Master of Science in Data Science

Course Descriptions

MSDS 5103 – Probability and Inference for Data Science – 3 credit hours

In this course, students will be introduced to inferential tools for applications in data science.  Topics covered include hypothesis testing, confidence intervals, probability distributions, central limit theorem; and interval estimation.

MSDS 5113 – Introduction to Statistical Modeling – 3 credit hours

This course is an introduction to foundational concepts, theories, and techniques of statistical analysis for data science.  Students will begin with descriptive statistics and probability and advance through multiple and logistic regression.  Students will also conduct analyses in R.  Additional topics covered include descriptive statistics, central tendency, exploratory data analysis, probability theory, discrete and continuous distributions, statistical inference, correlation, and multiple linear regression.

MSDS 5123 – Fundamentals of Data Science – 3 credit hours

This course provides an introduction to foundational concepts, technologies, and theories of data and data science.  Students will gain a foundational understanding of the concepts and techniques used in data science and machine learning.

MSDS 6203 – Data Systems & Algorithms – 3 credit hours

In this course, students will work to develop their programming skills and learn the fundamentals of data structures and the practice use of algorithms.  Students will review a variety of useful algorithms and analyze their complexity and gain insight into the principles and data structures used in algorithm design.

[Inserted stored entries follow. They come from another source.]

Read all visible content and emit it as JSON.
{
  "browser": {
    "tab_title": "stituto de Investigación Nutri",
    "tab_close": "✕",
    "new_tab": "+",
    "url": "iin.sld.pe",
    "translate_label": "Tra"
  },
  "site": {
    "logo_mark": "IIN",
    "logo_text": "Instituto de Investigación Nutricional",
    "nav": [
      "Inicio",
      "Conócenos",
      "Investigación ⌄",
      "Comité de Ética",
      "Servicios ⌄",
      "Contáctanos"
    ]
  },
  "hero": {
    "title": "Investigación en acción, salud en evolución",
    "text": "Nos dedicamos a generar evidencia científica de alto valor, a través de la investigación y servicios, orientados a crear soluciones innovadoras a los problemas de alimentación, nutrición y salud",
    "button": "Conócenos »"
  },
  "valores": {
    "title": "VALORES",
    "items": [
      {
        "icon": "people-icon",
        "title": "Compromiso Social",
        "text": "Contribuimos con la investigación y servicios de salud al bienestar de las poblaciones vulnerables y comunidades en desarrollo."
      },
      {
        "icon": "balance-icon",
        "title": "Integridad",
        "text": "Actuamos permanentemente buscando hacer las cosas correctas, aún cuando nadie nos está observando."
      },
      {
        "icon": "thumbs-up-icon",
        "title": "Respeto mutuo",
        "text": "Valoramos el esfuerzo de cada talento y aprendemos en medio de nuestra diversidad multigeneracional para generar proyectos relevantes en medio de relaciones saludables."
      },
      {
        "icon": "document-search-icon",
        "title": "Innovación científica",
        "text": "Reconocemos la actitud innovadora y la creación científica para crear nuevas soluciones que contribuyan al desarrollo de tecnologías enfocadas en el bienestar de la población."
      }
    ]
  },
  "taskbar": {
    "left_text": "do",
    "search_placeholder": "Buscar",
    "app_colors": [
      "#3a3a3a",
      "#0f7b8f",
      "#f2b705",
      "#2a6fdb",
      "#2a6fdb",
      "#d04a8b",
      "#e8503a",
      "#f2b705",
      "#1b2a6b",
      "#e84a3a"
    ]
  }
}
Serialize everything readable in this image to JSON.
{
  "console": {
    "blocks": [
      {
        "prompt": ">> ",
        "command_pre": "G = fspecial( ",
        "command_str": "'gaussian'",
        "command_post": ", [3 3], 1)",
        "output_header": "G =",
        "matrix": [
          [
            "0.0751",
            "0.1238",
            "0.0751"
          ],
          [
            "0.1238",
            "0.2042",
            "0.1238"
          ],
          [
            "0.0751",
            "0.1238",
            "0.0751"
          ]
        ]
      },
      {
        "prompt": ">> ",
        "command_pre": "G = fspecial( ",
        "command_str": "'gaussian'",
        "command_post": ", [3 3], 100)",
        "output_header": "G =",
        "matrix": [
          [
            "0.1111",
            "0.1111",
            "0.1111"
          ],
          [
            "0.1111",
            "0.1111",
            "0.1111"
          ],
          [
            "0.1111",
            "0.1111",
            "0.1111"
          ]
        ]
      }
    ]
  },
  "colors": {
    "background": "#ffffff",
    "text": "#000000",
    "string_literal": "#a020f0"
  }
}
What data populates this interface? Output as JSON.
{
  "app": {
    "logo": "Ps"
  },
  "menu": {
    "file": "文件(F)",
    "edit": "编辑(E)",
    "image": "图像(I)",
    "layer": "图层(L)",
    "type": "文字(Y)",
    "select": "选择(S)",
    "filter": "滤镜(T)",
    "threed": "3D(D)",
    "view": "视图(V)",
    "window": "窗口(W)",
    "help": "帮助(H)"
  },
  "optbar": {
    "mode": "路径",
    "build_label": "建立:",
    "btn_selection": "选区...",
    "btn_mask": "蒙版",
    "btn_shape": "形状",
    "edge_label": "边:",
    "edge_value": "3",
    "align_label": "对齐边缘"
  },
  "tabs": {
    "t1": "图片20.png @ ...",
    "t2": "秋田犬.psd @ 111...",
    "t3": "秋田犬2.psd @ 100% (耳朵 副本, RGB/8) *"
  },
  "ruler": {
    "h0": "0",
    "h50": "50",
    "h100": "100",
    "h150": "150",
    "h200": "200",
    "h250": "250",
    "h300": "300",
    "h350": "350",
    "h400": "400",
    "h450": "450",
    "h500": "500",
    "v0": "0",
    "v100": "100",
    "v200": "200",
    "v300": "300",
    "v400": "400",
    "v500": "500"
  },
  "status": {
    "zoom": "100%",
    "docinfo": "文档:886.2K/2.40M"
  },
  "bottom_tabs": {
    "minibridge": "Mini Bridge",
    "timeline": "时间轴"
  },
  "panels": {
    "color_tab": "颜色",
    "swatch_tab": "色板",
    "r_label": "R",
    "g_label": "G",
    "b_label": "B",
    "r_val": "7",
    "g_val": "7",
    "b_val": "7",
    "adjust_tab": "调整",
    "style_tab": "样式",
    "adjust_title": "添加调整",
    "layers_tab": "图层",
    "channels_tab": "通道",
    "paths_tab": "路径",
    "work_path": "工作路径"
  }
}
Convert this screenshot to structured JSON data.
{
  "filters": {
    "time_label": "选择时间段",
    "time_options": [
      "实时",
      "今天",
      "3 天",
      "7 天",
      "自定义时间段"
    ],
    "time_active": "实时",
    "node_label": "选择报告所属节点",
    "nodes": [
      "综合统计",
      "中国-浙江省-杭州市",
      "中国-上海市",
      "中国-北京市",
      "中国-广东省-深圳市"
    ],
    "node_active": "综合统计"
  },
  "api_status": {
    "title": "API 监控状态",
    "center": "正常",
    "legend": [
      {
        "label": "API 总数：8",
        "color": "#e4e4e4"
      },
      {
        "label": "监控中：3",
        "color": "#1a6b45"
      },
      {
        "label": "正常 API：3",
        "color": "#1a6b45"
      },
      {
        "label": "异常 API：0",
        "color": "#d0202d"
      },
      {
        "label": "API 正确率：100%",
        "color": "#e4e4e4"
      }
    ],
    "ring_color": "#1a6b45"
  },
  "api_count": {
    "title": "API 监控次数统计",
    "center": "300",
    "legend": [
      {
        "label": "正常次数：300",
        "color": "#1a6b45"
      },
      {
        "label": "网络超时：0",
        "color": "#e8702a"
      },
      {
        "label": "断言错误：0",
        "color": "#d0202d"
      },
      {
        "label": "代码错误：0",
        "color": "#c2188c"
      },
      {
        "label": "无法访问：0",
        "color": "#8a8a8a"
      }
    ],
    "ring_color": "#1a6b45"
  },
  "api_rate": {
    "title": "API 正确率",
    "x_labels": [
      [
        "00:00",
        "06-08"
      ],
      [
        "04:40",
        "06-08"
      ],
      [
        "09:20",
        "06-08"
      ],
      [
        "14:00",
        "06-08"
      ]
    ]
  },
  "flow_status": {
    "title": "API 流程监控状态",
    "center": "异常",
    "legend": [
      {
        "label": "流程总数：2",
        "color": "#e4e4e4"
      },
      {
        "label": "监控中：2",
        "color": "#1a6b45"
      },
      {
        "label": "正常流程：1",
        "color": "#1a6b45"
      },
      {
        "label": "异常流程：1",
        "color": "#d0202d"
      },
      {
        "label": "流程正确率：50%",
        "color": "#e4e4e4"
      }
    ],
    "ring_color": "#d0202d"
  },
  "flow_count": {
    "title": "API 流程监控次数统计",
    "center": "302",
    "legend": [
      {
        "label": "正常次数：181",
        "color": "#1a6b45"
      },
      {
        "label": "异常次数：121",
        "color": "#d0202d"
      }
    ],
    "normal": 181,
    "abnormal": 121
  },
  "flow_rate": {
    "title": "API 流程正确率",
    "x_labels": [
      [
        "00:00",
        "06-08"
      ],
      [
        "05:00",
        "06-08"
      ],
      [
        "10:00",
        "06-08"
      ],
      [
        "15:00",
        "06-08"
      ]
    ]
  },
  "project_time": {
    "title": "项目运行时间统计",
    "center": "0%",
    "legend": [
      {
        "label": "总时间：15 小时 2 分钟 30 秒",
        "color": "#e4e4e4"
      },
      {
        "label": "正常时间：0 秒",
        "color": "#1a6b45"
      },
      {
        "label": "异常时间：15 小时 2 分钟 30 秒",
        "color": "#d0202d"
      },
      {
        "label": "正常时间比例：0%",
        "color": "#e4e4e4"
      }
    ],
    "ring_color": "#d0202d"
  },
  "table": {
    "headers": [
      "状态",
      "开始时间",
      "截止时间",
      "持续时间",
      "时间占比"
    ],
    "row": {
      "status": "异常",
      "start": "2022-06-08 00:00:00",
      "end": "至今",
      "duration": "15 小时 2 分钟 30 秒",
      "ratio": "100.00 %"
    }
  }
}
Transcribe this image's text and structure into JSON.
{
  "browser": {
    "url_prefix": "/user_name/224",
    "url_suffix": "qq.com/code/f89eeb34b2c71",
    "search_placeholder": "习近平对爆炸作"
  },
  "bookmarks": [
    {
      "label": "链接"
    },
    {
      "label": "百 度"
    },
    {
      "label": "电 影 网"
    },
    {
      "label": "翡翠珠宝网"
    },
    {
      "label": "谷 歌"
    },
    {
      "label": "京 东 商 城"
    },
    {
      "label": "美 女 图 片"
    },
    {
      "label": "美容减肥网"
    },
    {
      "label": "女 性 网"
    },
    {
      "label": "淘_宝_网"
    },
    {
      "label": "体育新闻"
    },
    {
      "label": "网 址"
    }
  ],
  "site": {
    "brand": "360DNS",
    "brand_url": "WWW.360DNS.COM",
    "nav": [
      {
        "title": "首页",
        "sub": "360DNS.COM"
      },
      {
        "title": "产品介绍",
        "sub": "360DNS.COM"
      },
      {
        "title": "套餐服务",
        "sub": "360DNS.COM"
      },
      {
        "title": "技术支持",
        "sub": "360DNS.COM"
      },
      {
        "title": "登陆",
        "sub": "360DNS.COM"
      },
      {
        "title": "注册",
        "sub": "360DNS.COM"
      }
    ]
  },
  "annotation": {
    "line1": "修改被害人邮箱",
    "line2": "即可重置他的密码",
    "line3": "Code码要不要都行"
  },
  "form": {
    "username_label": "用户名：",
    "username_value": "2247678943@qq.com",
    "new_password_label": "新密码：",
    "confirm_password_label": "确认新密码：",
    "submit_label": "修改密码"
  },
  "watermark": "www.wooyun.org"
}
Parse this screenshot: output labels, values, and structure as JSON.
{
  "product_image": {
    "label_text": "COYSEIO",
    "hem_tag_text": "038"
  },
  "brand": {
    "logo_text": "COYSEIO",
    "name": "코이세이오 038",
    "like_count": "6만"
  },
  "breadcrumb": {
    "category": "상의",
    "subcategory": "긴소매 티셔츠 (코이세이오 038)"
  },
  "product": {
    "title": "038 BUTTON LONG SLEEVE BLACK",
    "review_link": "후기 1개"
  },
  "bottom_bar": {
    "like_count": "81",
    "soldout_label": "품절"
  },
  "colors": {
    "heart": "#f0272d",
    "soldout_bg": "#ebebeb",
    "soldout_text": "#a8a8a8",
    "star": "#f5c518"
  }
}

MSDS 6213 – Programming for Data Science – 3 credit hours

This course introduces students to programming language (Python, R, etc.) and its application in data science.  Students will be introduced to platforms such as Jupytr Notebooks to learn the practical aspects of data manipulation, data cleaning, and exploratory data analysis.


MSDS 6403 – Data & Database Management with SQL – 3 credit hours

In this course, students will focus on understanding how data can be organized, cleaned, and managed within and between data sets.  Students will be introduced to database design and to the use of databases in data science applications with an emphasis on SQL.


MSDS 6413 – Presentation & Visualization of Data – 3 credit hours

In this course, students are introduced to computational tools for building interactive graphics and dashboards as well as commercial visualization software.  Students will use visualizations techniques to identify the patterns, trends, correlations, and outliers of data sets.


MSDS 6503 – Machine Learning & Artificial Intelligence – 3 credit hours

This course introduces students to relevant machine learning methods, communicating results, and the ethical considerations in machine learning.  Students will build, train, and test machine learning models such as logistic regression and neural networks.  Throughout the course, students experiment with the concepts of the data science process and apply them to real-world datasets.

MSDS 6903 – Applied Capstone Project – 3 credit hours

In the capstone project, student teams will work to demonstrate their ability to apply and communicate data science concepts and processes to create a digital project of their choosing.  Students may produce a website, platform, tool, or other digital project.


MSTM 5033 – Information in Infrastructure – 3 credit hours

This course introduces fundamental concepts of data communication and networking, such as network structure, cybersecurity issues, and trends in communications and networking. Practical application of content is made through case study analysis.

MSTM 5900 – Internship – 0.5 credit hour

This course provides students with an opportunity to gain practical work experience that is connected to graduate coursework for the MSTM program. This for-credit internship requires students to document work experiences, including hours worked and tasks completed, in a job placement related to the field of study. In addition to internship responsibilities, students will complete written research to connect practical experiences with graduate coursework. Students generally are expected to work a minimum of 20 hours per week to complete expectations for this course and maintain a minimum GPA of 3.0. This course may be taken for 0.5 credit hour per term with a minimum of 3 credit hours.  Students must be continuously enrolled in this course during the program.